4.2 Response Example (Normal Text)

{
    "id": "chatcmpl-123",
    "object": "chat.completion",
    "created": 1677652288,
    "choices": [
        {
            "index": 0,
            "message": {
                "role": "assistant",
                "content": "It is sunny in Beijing today with a temperature of 25 degrees Celsius."
            },
            "finish_reason": "stop"
        }
    ],
    "usage": {
        "prompt_tokens": 9,
        "completion_tokens": 12,
        "total_tokens": 21
    }
}

5. FAQs

Q1: What is Function Calling (Tool Calling)? A: It is a way to provide models with external capabilities. The model does not execute code directly; instead, based on your description, it generates a JSON object containing a function name and required arguments. You need to extract this JSON, execute the function locally or on your server, and then pass the result back to the model.

Q2: Why did the model not return tool_calls despite me setting tools? A: This could happen for several reasons:

  1. The model determines the user's query does not require calling that function.
  2. Your function description is not clear enough for the model to match the user's intent.
  3. tool_choice is explicitly set to none.
  4. Model capability limitations (it is recommended to use models like gpt-4o or gpt-3.5-turbo which officially support tool calling).

Q3: How can I force the model to call a specific function? A: You can set tool_choice to a specific object, for example: "tool_choice": {"type": "function", "function": {"name": "get_current_weather"}}. This forces the model to generate parameters for that specific function even if it deems it unnecessary.

Q4: What should I do if the finish_reason is length? A: This means the generated response exceeded the max_tokens limit or the model's context window. You can try increasing the max_tokens parameter or shortening the messages history.

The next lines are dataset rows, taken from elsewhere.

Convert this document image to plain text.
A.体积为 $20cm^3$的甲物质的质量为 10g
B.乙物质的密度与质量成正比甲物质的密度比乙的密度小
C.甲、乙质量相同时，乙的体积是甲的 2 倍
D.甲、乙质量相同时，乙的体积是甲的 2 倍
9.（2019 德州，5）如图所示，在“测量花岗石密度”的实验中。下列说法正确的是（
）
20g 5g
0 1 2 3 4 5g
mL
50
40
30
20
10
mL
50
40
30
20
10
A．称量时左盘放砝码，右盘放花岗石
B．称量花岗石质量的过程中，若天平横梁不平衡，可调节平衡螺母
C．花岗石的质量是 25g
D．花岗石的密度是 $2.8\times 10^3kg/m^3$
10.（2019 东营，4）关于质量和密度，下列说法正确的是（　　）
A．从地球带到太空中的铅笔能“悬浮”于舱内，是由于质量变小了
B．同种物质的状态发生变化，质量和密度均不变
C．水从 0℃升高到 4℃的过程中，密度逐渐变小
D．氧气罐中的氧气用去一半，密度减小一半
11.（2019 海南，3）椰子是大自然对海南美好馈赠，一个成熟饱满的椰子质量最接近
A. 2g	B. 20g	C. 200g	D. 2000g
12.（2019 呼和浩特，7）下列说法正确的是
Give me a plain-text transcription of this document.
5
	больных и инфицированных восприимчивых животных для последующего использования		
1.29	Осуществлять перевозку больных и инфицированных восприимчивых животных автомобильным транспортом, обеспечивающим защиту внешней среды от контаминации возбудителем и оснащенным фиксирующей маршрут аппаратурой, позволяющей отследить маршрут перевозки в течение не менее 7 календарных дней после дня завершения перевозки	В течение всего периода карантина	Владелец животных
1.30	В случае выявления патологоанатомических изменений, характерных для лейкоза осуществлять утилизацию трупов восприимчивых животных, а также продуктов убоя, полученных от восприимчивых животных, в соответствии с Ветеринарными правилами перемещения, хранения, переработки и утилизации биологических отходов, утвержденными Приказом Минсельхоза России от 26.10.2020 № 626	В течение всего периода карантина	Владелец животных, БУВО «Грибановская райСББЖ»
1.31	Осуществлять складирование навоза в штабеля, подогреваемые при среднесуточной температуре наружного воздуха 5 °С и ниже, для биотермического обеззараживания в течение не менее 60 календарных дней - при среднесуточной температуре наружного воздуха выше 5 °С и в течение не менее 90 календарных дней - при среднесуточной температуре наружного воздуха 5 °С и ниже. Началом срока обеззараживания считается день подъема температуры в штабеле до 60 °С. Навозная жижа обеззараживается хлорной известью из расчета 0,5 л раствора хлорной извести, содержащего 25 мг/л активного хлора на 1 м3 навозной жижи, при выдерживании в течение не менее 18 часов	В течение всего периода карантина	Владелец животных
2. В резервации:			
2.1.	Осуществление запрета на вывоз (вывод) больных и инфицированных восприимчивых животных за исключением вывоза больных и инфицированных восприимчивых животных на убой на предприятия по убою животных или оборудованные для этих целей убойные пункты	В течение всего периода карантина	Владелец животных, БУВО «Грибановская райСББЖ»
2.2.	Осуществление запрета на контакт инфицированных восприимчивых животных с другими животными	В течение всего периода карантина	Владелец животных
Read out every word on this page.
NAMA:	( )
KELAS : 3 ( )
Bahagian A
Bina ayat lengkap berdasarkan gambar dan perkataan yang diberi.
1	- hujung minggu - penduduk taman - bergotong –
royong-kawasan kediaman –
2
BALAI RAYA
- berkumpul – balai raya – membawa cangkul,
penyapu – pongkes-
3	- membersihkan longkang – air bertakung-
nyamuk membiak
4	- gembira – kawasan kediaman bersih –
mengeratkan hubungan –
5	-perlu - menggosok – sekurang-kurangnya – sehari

Q5: What are the precautions for using JSON Mode? A: When setting response_format: { "type": "json_object" }, you must also instruct the model via a System or User message to output JSON (e.g., "respond in JSON format"). Otherwise, the model might output an endless stream of whitespace.

Q6: How do I handle multiple tool calls? A: In a single request, the model may generate multiple tool calls (e.g., checking the weather for Beijing and Shanghai simultaneously). You should iterate through the choices[0].message.tool_calls array and execute the local logic for each call.